Panoptic Diffusion Models: co-generation of images and segmentation maps
Yinghan Long, Kaushik Roy
TL;DR
Panoptic Diffusion Models tackle the lack of spatial structure control in diffusion-based generation by co-generating images and panoptic segmentation maps from prompts. The approach uses a dual diffusion framework with either a unified or a two-stream transformer architecture and introduces Multi-Scale Patching to produce high-resolution segmentation maps, guided by segmentation layouts during generation. Training combines image and map denoising objectives, with classifier-free map guidance to balance fidelity and diversity, and a fast DPM solver accelerates inference. On COCO2017, PDM achieves competitive image fidelity (FID) and improved image-text alignment (CLIP), while producing coherent, co-generated segmentation maps that enhance scene controllability and enable downstream vision tasks.
Abstract
Recently, diffusion models have demonstrated impressive capabilities in text-guided and image-conditioned image generation.

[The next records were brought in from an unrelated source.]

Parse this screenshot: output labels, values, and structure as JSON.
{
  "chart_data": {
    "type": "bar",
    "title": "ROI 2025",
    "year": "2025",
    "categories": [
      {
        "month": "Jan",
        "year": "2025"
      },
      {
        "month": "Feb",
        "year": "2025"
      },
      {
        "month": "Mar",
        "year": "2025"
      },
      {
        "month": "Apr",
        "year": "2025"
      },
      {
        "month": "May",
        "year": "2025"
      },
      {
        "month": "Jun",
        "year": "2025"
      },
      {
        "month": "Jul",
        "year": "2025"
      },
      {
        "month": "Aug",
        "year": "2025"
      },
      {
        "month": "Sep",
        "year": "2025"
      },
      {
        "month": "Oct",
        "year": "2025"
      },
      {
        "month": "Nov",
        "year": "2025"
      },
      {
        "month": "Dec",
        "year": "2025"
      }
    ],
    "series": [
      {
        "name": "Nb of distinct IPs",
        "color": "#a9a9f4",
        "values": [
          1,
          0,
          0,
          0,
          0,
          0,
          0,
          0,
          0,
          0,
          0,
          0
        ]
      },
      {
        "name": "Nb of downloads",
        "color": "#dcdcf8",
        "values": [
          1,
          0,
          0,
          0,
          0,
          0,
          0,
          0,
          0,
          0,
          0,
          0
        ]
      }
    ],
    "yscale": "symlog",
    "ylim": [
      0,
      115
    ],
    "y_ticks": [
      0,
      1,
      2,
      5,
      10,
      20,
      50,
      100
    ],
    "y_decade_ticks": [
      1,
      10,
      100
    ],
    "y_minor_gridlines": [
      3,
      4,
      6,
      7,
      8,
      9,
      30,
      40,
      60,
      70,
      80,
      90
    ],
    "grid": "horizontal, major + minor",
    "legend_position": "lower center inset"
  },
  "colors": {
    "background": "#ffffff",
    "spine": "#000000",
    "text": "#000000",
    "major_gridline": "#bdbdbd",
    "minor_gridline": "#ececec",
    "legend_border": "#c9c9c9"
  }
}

However, existing diffusion models cannot simultaneously generate an image and a panoptic segmentation of objects and stuff from the prompt. Incorporating an inherent understanding of shapes and scene layouts can improve the creativity and realism of diffusion models. To address this limitation, we present Panoptic Diffusion Model (PDM), the first model designed to generate both images and panoptic segmentation maps concurrently. PDM bridges the gap between image and text by constructing segmentation layouts that provide detailed, built-in guidance throughout the generation process. This ensures the inclusion of categories mentioned in text prompts and enriches the diversity of segments within the background. We demonstrate the effectiveness of PDM across two architectures: a unified diffusion transformer and a two-stream transformer with a pretrained backbone. We propose a Multi-Scale Patching mechanism to generate high-resolution segmentation maps. Additionally, when ground-truth maps are available, PDM can function as a text-guided image-to-image generation model. Finally, we propose a novel metric for evaluating the quality of generated maps and show that PDM achieves state-of-the-art results in image generation with implicit scene control.